Microsoft a présenté sur son blog dédié aux développeurs Windows le Project Zenith, une expérience Windows 11 allégée pensée pour les développeurs, censée permettre de coder dès le démarrage de la machine. La première plateforme concernée est le Ryzen AI Halo d'AMD, et Microsoft indique que d'autres appareils issus de partenaires OEM et fabricants de puces suivront dans les mois à venir.

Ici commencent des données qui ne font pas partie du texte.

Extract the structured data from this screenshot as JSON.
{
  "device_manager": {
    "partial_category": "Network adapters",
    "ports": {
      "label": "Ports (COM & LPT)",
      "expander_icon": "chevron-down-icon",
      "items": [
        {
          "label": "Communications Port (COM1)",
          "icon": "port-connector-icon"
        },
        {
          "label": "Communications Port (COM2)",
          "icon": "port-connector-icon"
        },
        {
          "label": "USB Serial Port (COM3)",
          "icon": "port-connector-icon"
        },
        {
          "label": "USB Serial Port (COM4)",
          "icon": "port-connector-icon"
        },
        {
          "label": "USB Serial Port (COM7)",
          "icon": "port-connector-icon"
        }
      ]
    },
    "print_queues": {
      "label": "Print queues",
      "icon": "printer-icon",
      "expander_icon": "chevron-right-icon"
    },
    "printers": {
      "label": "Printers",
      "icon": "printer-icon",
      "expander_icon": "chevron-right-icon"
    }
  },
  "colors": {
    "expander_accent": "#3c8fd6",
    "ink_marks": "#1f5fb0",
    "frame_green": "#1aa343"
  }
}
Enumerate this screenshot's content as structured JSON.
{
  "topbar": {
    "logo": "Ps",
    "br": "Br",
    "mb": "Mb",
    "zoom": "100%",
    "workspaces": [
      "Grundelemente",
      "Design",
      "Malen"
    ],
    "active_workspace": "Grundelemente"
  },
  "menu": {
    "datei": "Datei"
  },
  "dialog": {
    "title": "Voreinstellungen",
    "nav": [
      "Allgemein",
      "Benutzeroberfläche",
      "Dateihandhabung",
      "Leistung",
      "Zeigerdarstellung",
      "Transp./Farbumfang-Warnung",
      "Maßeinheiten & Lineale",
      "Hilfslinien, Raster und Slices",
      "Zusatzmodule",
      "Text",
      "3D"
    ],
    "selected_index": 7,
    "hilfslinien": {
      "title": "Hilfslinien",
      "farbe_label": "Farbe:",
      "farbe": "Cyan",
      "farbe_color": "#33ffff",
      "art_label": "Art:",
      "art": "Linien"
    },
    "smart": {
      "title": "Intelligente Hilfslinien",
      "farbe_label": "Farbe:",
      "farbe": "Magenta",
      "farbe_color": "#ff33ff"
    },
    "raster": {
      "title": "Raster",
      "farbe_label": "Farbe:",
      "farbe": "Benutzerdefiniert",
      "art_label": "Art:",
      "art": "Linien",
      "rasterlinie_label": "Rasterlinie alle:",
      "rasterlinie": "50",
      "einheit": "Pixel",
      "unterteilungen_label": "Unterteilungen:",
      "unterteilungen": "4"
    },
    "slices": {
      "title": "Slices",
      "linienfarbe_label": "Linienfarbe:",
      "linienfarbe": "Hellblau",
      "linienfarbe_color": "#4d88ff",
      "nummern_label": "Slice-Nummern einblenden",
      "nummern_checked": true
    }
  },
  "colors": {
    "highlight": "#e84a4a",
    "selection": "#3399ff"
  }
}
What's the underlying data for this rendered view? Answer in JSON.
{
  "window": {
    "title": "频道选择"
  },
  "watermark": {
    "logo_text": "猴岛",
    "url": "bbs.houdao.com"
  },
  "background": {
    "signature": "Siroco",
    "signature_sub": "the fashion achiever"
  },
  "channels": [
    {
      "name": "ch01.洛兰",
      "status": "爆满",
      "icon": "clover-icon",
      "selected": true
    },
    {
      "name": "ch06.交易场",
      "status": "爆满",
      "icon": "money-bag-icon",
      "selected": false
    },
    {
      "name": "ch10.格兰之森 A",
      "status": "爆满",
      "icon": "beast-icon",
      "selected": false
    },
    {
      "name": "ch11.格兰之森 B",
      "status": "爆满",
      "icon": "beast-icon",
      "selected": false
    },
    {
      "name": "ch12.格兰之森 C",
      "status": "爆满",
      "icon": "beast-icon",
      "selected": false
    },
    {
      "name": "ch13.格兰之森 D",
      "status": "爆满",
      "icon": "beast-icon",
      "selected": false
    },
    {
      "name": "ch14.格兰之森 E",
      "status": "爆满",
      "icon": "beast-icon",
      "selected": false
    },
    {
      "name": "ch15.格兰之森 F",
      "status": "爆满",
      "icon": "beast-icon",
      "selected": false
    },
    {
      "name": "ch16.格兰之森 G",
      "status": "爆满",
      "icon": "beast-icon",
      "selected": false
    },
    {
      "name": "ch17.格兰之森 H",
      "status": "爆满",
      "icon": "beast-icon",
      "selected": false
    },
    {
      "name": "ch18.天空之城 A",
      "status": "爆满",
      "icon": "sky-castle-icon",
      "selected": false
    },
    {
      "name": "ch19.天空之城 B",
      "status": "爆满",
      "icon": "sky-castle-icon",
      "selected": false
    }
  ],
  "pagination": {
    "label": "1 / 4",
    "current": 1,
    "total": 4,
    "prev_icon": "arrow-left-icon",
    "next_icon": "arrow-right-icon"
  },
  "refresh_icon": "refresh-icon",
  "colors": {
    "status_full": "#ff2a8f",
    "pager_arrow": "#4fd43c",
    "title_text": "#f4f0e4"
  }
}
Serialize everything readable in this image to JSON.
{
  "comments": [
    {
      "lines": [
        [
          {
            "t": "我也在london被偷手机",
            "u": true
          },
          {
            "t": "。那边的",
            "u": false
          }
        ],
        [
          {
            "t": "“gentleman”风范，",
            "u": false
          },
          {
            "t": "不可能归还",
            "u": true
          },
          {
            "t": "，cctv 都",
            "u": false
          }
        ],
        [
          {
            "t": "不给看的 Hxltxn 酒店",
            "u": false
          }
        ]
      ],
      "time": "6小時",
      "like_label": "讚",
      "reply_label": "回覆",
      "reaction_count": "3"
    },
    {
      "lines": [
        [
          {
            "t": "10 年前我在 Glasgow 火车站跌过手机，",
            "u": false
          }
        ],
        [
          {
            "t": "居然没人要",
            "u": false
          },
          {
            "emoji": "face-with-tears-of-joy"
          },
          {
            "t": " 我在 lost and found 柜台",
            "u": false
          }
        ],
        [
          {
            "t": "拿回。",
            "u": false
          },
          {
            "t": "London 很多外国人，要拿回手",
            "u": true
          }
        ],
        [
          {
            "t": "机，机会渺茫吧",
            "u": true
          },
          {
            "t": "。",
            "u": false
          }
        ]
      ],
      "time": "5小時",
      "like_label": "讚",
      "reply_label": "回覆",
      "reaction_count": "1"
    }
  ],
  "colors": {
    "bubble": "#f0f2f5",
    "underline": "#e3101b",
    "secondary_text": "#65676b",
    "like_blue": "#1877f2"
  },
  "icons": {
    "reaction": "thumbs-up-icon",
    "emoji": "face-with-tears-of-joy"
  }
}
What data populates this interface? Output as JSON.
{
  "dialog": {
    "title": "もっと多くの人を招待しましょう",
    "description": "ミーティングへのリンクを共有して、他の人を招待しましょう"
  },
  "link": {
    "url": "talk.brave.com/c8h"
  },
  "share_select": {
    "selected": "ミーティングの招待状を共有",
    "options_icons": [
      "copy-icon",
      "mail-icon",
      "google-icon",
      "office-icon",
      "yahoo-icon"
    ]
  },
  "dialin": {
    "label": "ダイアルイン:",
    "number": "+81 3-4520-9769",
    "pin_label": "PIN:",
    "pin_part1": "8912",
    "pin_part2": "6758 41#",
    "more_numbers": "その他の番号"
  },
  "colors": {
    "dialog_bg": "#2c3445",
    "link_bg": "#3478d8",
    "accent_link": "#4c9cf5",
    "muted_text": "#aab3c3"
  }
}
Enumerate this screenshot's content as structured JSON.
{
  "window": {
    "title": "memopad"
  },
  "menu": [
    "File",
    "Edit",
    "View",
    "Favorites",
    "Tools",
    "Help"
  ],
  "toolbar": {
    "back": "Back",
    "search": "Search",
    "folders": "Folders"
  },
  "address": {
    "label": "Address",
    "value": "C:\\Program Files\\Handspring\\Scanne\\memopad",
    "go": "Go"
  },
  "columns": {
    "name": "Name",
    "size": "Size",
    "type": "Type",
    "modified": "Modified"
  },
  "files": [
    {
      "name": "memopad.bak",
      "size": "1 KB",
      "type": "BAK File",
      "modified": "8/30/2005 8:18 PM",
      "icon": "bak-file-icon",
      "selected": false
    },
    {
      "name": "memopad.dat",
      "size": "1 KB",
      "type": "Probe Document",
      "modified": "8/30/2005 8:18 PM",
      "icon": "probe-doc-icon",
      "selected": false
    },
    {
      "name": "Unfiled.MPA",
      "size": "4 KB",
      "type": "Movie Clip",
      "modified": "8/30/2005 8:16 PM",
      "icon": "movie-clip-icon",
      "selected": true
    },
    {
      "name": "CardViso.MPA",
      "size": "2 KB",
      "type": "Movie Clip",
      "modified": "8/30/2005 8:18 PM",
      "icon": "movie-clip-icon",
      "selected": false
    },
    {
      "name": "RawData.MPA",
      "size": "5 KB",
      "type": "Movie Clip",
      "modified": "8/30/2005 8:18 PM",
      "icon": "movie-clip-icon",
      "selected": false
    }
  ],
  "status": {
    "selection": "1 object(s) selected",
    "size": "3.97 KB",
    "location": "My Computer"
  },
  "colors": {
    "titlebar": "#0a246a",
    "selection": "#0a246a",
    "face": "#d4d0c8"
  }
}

Le seuil matériel est posé sans détour : mémoire unifiée d'au moins 64 Go, bande passante mémoire d'au moins 250 Go/s. Cette exigence écarte d'emblée la grande majorité des ordinateurs portables du marché. Pour les Copilot+ PC, Microsoft avait jusqu'ici fixé un critère de 40 TOPS de puissance NPU, une mesure axée sur les unités d'accélération dédiées ; avec Zenith, le critère se déplace vers la capacité et la bande passante mémoire, car le goulot d'étranglement de l'inférence locale tient précisément à la question de savoir si les poids du modèle peuvent tenir en mémoire et être lus assez vite.
Ce qui est installé, ce qui est désactivé
Le système embarque une chaîne d'outils de développement préinstallée : langages de programmation, environnements d'exécution, gestion de code source et plusieurs outils de productivité en font partie, avec Windows Terminal et Visual Studio Code épinglés par défaut à la barre des tâches. L'explorateur de fichiers, la recherche et le menu Démarrer sont préconfigurés selon les habitudes des développeurs, et une partie des éléments distrayants est désactivée par défaut. Selon des rapports tiers, VS Code, Git, WSL et Python figurent parmi les éléments préinstallés.
La capacité mise en avant par Microsoft est la suivante : les développeurs peuvent exécuter en local des modèles de plus de 30 milliards de paramètres sans restriction d'usage mesuré. Cette phrase constitue l'aboutissement de toute la démarche, tous les ajustements de configuration évoqués plus haut en découlent.
Faire le calcul
Selon un article de Tom's Hardware, la machine AMD correspondante coûte environ 3 999 dollars. Ce que cette somme permettrait d'acheter en appels au cloud dépend du modèle choisi : en calculant grossièrement avec un modèle de milieu de gamme facturé quelques dollars par million de tokens en sortie, cela équivaut à une fourchette allant de dizaines de millions à plus de cent millions de tokens de sortie, de quoi coder pendant longtemps.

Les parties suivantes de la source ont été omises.